16
Apr
2007

XHTML vs HTML? Which is Better? Well, Neither…

That’s right. It truly does not matter whether you code your web pages with the old HTML 4.01 or with the fancy new (well, not new, but still fresh) XHTML1.1.

No matter what DOCTYPE you declare in your code, today’s browsers do the same thing to them. They put them through the old HTML grinder, try to make sense of your mish-mash of tags, and spit out a human readable web page. And hopefully the result is something similar to what you intended.

Why is this? HTML should go to the grinder and XHTML should go to the shiny new food processor, right?

XHTML = HTML on steroids XML

Here is a little background on the difference between HTML and XHTML. For those of you familiar with this part already, feel free to skip ahead. I promise I won’t be hurt.

HTML 4.01 was published in 1999 and continues to be a W3C recommendation to this day. HTML 4.01 has not been deprecated. It is still around, still considered a modern language, and still supported by every browser. HTML is a defined set of tags used to mark-up a web page. Each tag has a purpose, and a browser should interpret those tags accordingly.

XHTML is HTML that follows the rules of XML. XHTML differs from HTML in minor ways, most of which are in syntax and well-formedness. Many people mistake XHTML as  a replacement for HTML, but it was not meant to do so. It is simply another language for web publishing and is a W3C recommendation alongside HTML.

I’m not going to get into the benefits of XHTML over HTML in this article (and there a few very good ones). Instead, I am focusing on why XHTML is being wasted by today’s browsers.

XHTML, HTML… It All Comes Out the Same in the End

This is what happens when an HTML file is sent through a browser.

  1. The browser receives the HTML file.
  2. The browser looks at the content-type of the file and says “Hey! This is an HTML file!”
  3. The browser tosses the file into it’s HTML meat grinder
  4. The grinder chews on the tag soup, digests, and craps out a web page.

Now, you would expect a browser to do something similar to an XHTML page.

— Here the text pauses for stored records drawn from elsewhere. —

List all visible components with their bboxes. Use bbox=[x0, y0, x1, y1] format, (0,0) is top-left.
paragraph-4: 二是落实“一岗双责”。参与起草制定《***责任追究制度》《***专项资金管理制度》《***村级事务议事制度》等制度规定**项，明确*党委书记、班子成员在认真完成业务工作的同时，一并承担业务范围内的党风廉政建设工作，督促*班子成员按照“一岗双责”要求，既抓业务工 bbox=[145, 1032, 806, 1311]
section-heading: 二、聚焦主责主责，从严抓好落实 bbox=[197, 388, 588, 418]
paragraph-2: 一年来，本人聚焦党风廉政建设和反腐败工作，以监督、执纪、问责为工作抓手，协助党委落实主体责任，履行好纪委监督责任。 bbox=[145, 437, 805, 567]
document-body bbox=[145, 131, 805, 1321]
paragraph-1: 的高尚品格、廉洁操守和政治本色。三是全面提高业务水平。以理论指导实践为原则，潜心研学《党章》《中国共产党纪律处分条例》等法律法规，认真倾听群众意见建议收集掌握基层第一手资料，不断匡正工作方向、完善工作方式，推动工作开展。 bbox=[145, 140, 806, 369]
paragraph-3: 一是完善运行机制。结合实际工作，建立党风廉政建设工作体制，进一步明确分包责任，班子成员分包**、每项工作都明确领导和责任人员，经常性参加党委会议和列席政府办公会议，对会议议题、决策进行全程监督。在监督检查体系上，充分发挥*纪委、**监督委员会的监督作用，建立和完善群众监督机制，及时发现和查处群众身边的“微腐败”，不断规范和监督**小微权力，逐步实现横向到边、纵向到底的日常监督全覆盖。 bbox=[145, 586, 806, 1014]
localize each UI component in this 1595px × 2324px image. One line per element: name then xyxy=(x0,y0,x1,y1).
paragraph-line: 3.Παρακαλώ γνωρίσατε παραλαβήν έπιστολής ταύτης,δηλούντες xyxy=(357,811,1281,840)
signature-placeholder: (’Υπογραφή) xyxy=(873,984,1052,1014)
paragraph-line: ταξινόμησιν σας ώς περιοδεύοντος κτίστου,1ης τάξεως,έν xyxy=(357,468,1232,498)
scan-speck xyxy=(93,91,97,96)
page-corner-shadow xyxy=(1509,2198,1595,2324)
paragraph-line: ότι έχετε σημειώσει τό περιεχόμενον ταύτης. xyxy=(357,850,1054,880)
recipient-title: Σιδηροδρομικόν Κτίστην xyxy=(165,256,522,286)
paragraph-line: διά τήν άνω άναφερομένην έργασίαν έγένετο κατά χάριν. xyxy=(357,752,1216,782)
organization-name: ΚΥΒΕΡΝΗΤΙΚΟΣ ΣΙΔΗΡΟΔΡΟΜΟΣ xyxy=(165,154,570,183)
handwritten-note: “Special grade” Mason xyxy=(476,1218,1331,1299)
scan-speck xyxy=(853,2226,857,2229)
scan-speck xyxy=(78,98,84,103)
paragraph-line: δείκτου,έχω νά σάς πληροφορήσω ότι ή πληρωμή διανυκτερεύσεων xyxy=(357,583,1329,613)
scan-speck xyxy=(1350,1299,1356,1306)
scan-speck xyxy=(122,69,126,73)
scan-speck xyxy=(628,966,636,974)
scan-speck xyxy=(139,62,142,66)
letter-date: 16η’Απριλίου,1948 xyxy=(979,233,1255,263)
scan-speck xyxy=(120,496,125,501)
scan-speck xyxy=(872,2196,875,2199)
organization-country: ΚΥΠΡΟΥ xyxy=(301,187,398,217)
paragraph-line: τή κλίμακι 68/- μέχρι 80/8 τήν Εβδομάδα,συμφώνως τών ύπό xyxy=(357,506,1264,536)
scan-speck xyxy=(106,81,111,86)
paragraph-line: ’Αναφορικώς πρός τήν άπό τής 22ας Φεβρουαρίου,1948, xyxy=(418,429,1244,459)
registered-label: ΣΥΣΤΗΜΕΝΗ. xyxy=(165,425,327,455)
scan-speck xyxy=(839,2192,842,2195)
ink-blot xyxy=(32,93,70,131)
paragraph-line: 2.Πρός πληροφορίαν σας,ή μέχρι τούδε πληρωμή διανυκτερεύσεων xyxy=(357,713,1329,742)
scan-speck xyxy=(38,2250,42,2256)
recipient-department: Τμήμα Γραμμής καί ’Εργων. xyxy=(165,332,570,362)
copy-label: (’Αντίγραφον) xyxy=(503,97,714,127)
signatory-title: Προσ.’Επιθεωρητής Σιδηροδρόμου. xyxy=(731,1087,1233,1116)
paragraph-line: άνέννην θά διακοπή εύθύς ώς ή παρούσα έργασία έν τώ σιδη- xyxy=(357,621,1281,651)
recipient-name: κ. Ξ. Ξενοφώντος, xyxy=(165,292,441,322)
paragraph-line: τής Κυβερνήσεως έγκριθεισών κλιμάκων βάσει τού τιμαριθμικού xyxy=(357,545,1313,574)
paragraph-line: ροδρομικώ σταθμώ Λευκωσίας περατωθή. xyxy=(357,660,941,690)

Well it does.

This is what happens when an XHTML file is sent through a browser.

  1. The browser receives the XHTML file.
  2. The browser looks at the content-type of the file and says “Hey! This is an HTML file!”
  3. The browser tosses the file into it’s HTML grinder
  4. The grinder chews on the tag soup, digests, and… well you get the idea.

Wait a minute! Why did my gourmet XHTML file get served to the grinder? Shouldn’t it have gone through some fancy XML food processor? Yes!! It should have! That is the point!

The problem is that Internet Explorer, the most popular browser in the world, does not recognize real XHTML. When it gets served an XHTML file with the correct XHTML content-type it chokes.

Internet Explorer, the most popular browser in the world, does not recognize real XHTML

IE doesn’t even try to display the XHTML document, it just sends the whole file to you in the form of a download. To work around this problem, every designer simply uses a content-type of text/html instead of the application/xhtml+xml content-type that is required by XHTML.

The result of this work-around is sending the delectable dish that is your XHTML to the meat grinder that is the HTML parser. Not only in IE, but in every browser.

Some browsers don’t choke on true XHTML files. They do just fine. But a designer can not alienate the 80% of internet users that use IE. So we are resigned to crafting beautiful XHTML, and tossing it to the grinder.

And we will continue to do so until the major browsers all support true XHTML. Until then, whether you choose XHTML or HTML will not matter. Both documents get processed the same way, and the benefits of XHTML are lost.

Bummer.

For some more info on this particular issue, see Beware of XHTML by David Hammond. It’s a bit more technical than this post, but there is a lot of good info there.